Ибо я считал, что для человека не существует конечной цели. Человек затеял нелепое, заводящее в тупик сражение с природой, той самой природой, которая посредством божественного в своем величии случая вознесла нас до высот, с которых мы можем бросать ей вызов. Она изобрела способы избавить человечество от худших его представителей, давая возможность остальным осуществить ее возвышенные или, скажем, более занятные, хотя все еще неосознанные и второстепенные намерения. А мы, побуждаемые высочайшими дарами просвещения, стали искать пути, как ее перехитрить. В этой республике я наблюдал, как черное смешивается с белым, а в Европе происходит экономическая катастрофа во имя спасения трех-четырех пораженных болезнью, бездарно управляемых народов от единственной власти, способной обеспечить материальное процветание.
Мы создаем Христа, который может исцелить прокаженного, а сейчас потомки этого прокаженного становятся солью земли. Если кто-нибудь сумеет извлечь из этого урок, что ж, желаю удачи.
– Как бы там ни было, из жизни можно извлечь лишь один-единственный урок, – вмешалась Глория без намерения возразить, а просто с грустью констатируя факт.
– И какой же? – оживился Мори.
– Что из нее вообще невозможно извлечь урока.
После короткой паузы Мори изрек:
– Юная Глория, прекрасная, чуждая милосердию дама. Первая, кто взглянул на мир со всеобъемлющей искушенностью, к которой всячески стремлюсь я, которой никогда не достигнуть Энтони, а Дику ни за что не осмыслить в полной мере.
С бочки донеслось сердитое ворчание. Энтони успел привыкнуть к темноте и отчетливо видел, как вспыхнул желтый глаз Ричарда Кэрамела и каким обиженным сделалось его лицо.
– Сумасшедший! Из твоего же заявления выходит, что я уже должен приобрести некий опыт, просто делая попытку.
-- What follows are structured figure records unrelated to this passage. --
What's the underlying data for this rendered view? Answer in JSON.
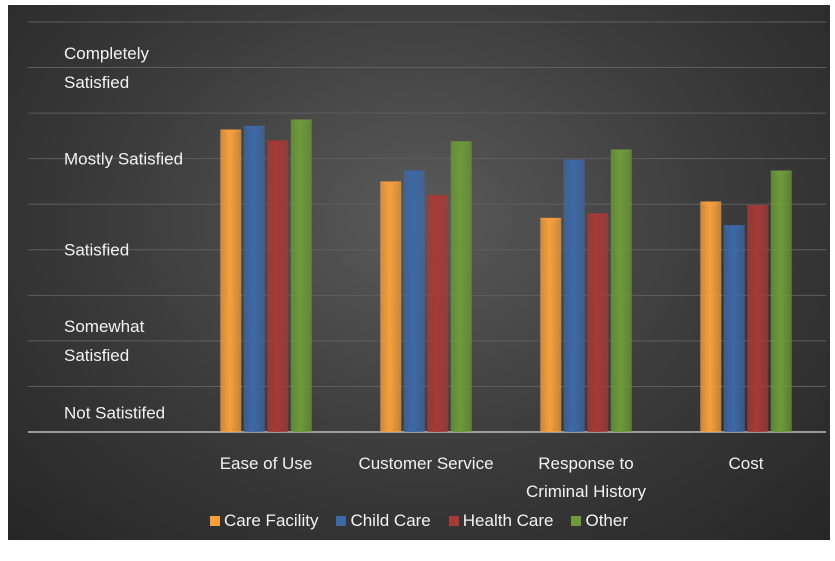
{
  "chart_data": {
    "type": "bar",
    "categories": [
      "Ease of Use",
      "Customer Service",
      "Response to Criminal History",
      "Cost"
    ],
    "series": [
      {
        "name": "Care Facility",
        "color": "#f5a03c",
        "values": [
          4.32,
          3.75,
          3.35,
          3.53
        ]
      },
      {
        "name": "Child Care",
        "color": "#3d68a6",
        "values": [
          4.36,
          3.87,
          3.99,
          3.27
        ]
      },
      {
        "name": "Health Care",
        "color": "#a63a37",
        "values": [
          4.2,
          3.6,
          3.4,
          3.49
        ]
      },
      {
        "name": "Other",
        "color": "#6e9a3a",
        "values": [
          4.43,
          4.19,
          4.1,
          3.87
        ]
      }
    ],
    "ylim": [
      1,
      5.5
    ],
    "yticks": [
      {
        "value": 1,
        "label": "Not Satistifed"
      },
      {
        "value": 2,
        "label": "Somewhat Satisfied"
      },
      {
        "value": 3,
        "label": "Satisfied"
      },
      {
        "value": 4,
        "label": "Mostly Satisfied"
      },
      {
        "value": 5,
        "label": "Completely Satisfied"
      }
    ],
    "minor_yticks": [
      1.5,
      2.5,
      3.5,
      4.5,
      5.5
    ],
    "grid": true,
    "legend": "bottom"
  }
}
– Какую попытку?! – в неистовстве выкрикнул Мори. – Попытку пронзить тьму политического идеализма безумным, обреченным на провал стремлением к правде? День за днем пассивно сидеть на жестком стуле, бесконечно далеко от реальной жизни, и смотреть на виднеющуюся сквозь деревья верхушку церковного шпиля, пытаясь окончательно и на все времена провести различие между познаваемым и тем, что познать нельзя? Выхватить кусок действительности, покрыть глянцем, извлеченным из собственной души, чтобы восполнить те невыразимые качества, которыми он обладает в жизни и которые утрачиваются при переносе на бумагу или холст? Годами изнурять себя работой в лаборатории среди колесиков и пробирок ради единственной капли истины, да и та носит относительный характер…
– А ты пробовал?
Мори задумался, а когда ответил, в его словах слышалась усталость, горькой нотой задержавшаяся на мгновение в сознании троих слушателей, прежде чем взлететь вверх, подобно пузырьку воздуха, устремляющегося к луне.
– Нет, это не для меня, – тихо откликнулся он. – Я родился с усталостью в душе, но со свойственным всем матерям умом, даром, которым наделены такие женщины, как Глория. И несмотря на то что я говорил и слушал, на напрасное ожидание вечной всеобщности, которая, казалось, лежит за каждым доводом и предположением, я никуда не добавил от себя ни йоты.
Глухой звук, слышавшийся уже несколько мгновений, материализовался в горестное мычание коровы-великанши и похожую на жемчужину точку прожектора. На сей раз с грохотом и стонами состав тащил за собой паровоз. Не прекращая громогласных стенаний, он пронесся мимо, обдав платформу дождем брызг и кусочками шлака.
– Ни йоты! – И снова голос Мори будто обрушился на слушателей с большой высоты. – Как немощен разум с его продвижением мелкими шажками, нерешительностью, метаниями взад-вперед и гибельными ретирадами! Он всего лишь орудие обстоятельств. Некоторые утверждают, что вселенную построил разум. Куда там! Он не создал даже парового двигателя! Паровой двигатель – детище обстоятельств, а разум – всего лишь складная линейка, которой мы измеряем бесчисленные достижения обстоятельств.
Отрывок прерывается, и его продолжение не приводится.